As an example, Selan pointed to the leeway generally granted to mainstream businesses that might be late in paying their taxes to the federal government.
“You don’t pay your taxes on April 15, (the IRS doesn’t) make you cease existing,” Selan said. “There are penalties and interest. That’s fine. My client will happily pay whatever it is, just don’t take his business away.”
The DCR declined to release the names of the businesses whose licenses are at risk.
Los Angeles currently has 184 licensed retailers, according to the DCR website, along with 12 testing labs and 222 distributors, cultivators, manufacturers and other Phase Two licenses that were issued by the DCR, the agency said.
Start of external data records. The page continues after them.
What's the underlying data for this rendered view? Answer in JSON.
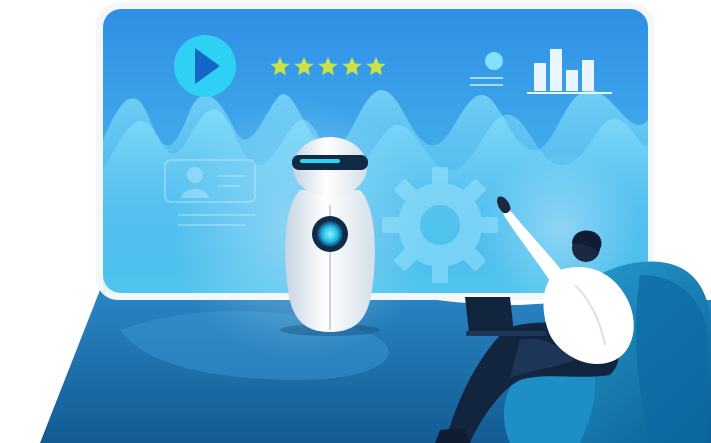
{
  "rating": {
    "stars": 5,
    "max": 5
  },
  "icons": [
    "play-button-icon",
    "star-icon",
    "user-profile-icon",
    "gear-icon",
    "bar-chart-icon",
    "robot-icon",
    "laptop-icon"
  ],
  "colors": {
    "screen_top": "#2f8fe6",
    "screen_bottom": "#52c6ee",
    "wave": "#7fe3ff",
    "play_circle": "#2ed1f4",
    "play_arrow": "#1466c8",
    "star": "#c9e24a",
    "chart_bars": "#e9f6ff",
    "floor_blue": "#1b6fae",
    "chair": "#1682b8",
    "robot_visor": "#0f2b46",
    "robot_core": "#2ad4f2",
    "shirt": "#ffffff",
    "pants": "#12253f",
    "hair": "#0f1d33",
    "skin": "#1b2940"
  }
}
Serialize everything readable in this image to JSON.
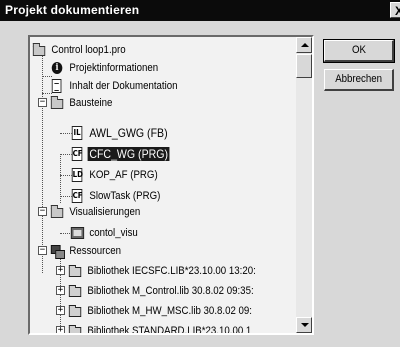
{
  "window": {
    "title": "Projekt dokumentieren",
    "close_label": "X"
  },
  "buttons": {
    "ok_label": "OK",
    "cancel_label": "Abbrechen"
  },
  "tree": {
    "root": "Control loop1.pro",
    "projektinfo": "Projektinformationen",
    "inhalt": "Inhalt der Dokumentation",
    "bausteine": "Bausteine",
    "bausteine_items": [
      "AWL_GWG (FB)",
      "CFC_WG (PRG)",
      "KOP_AF (PRG)",
      "SlowTask (PRG)"
    ],
    "bausteine_icons": [
      "IL",
      "CF",
      "LD",
      "CF"
    ],
    "visualisierungen": "Visualisierungen",
    "visu_item": "contol_visu",
    "ressourcen": "Ressourcen",
    "ressourcen_items": [
      "Bibliothek IECSFC.LIB*23.10.00 13:20:",
      "Bibliothek M_Control.lib 30.8.02 09:35:",
      "Bibliothek M_HW_MSC.lib 30.8.02 09:",
      "Bibliothek STANDARD.LIB*23.10.00 1"
    ],
    "selected": "CFC_WG (PRG)"
  }
}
The distributor’s spokesperson who requested anonymity, however, said his company is looking for a substitute distribution permit in another Southern California municipality in order to continue operations without interruption and is contemplating abandoning its L.A. distribution permit.
“We are scrambling to see if we can obtain a distribution license in another city,” the spokesperson said. “We’re thinking, ‘Do we want to have a distribution license in the city of L.A., or do we want to just extricate ourselves from L.A., given how chaotic it is?’ We’re thinking seriously about leaving the city.”
For now, the distributor is planning on shuttering operations at the end of the day on New Year’s Eve.
But for others, such as Selan’s client, the situation could mean a complete business closure, depending on how the situation plays out legally with the DCR, the City Council and the BCC.
“The way the regulations are written, if you don’t have continuous operation and you’ve been shut down, you might have to reapply,” said the UCBA’s Kiloh, who added he’s fearful that the almost 60 businesses in question might “never open back up.”